Una vez consumado el acto, todos los habitantes ocasionales del balneario olvidan rápidamente el hecho y vuelven a sus ocupaciones del momento. Los paleteros continúan paleteando, los padres de familia retoman su siesta en la sombra sofocante de su carpa, los nenes continúan con sus labores de albañilería de arena y barro, los vendedores ambulantes continúan pateando la arena densa y entonando sus típicos cantos persuasivos, los otros toman mate y comen churros, mientras que unos cuantos coquetos toman sol acostados sobre un toallón, acumulando en su cuerpo partes iguales de bronceador y arena. En mi caso particular, cuando se da esa situación no tan esporádica de extravíos infantiles, no se me olvida tan rápido. Me transporta directo a un verano que pasamos con mi familia en las Grutas a comienzos del año 2000.

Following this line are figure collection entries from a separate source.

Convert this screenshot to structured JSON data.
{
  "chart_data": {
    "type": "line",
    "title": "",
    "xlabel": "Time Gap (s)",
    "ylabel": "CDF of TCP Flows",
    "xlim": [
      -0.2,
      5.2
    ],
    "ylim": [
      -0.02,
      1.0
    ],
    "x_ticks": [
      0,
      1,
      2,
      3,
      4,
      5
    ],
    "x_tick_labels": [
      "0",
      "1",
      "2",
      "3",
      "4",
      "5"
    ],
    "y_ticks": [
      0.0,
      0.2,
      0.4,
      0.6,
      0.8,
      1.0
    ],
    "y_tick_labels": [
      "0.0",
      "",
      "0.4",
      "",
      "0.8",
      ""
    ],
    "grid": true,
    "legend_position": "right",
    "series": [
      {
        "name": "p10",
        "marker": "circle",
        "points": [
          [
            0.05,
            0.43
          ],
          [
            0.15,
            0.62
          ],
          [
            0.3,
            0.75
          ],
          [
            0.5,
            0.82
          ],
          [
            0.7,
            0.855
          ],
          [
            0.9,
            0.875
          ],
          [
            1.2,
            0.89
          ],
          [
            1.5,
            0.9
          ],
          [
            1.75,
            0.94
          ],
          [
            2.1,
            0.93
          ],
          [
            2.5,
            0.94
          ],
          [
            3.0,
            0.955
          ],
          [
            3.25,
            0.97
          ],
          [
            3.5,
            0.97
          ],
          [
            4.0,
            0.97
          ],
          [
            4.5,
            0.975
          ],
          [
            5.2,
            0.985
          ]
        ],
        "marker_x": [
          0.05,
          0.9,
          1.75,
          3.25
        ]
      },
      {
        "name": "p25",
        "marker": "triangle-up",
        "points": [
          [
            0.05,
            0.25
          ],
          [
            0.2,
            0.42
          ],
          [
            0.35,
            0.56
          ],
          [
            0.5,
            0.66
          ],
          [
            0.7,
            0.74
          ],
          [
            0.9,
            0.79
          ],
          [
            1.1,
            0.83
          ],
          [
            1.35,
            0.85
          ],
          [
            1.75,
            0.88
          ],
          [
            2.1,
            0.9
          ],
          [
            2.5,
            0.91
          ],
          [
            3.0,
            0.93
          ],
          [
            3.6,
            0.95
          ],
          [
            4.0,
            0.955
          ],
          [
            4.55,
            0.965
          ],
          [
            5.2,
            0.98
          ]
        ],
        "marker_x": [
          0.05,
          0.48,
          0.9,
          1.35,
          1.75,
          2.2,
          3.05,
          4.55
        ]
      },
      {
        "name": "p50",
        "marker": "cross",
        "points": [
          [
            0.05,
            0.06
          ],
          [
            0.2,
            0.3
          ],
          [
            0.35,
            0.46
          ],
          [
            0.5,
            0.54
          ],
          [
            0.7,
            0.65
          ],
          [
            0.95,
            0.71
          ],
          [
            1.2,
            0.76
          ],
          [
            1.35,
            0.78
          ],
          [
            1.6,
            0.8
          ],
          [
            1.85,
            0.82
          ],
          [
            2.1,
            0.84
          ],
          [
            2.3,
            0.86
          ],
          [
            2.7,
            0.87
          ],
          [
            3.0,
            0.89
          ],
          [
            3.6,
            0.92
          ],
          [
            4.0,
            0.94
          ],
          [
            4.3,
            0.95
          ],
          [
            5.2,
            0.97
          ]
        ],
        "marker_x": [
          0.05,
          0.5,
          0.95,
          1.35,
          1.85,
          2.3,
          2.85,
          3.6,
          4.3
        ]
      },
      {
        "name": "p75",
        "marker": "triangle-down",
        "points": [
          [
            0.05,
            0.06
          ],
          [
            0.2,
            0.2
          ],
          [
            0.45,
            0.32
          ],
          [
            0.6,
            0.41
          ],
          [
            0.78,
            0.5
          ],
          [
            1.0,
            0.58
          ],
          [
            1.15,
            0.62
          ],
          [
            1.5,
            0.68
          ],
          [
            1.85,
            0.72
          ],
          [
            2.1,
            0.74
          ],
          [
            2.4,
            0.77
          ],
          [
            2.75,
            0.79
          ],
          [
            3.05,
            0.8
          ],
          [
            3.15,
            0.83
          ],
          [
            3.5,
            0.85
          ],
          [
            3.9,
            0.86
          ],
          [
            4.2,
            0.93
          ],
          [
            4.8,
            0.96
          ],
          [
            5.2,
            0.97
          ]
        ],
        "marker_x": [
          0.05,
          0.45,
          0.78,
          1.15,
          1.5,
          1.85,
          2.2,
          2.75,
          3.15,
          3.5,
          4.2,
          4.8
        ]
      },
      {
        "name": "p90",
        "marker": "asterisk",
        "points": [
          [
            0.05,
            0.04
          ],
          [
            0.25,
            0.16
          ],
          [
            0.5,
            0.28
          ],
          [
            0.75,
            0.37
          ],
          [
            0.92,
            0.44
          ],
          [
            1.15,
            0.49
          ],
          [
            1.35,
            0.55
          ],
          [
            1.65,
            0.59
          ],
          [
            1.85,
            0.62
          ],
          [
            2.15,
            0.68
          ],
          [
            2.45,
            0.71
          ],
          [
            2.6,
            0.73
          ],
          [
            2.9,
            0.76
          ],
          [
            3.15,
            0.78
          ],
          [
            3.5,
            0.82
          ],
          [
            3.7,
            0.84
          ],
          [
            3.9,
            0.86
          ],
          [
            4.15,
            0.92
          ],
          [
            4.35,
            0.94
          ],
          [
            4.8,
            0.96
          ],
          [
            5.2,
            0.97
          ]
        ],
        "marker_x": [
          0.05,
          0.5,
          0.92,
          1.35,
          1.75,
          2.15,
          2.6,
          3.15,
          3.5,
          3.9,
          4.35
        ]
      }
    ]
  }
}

Una de esas tardes del flamante milenio, estábamos con mi hermano Juli jugando a las paletas. Ese día el calor era incluso más intenso de lo habitual. El mar se había retirado casi por completo, apenas se podía divisar a lo lejos, reflejando el sol y disolviéndose con el cielo. La marea baja había dejado extensos kilómetros de playa con superficie de arena húmeda y semi dura, ideal para correr y jugar a los tejos, un fenómeno habitual de la Bahía de San Antonio. Desde el día anterior, yo andaba con un pedacito de algodón en el oído. Había sufrido una fuerte otitis o algo parecido; al parecer por el agua de mar, un líquido bastante inusual en un organismo de montaña y agua dulce como el mío.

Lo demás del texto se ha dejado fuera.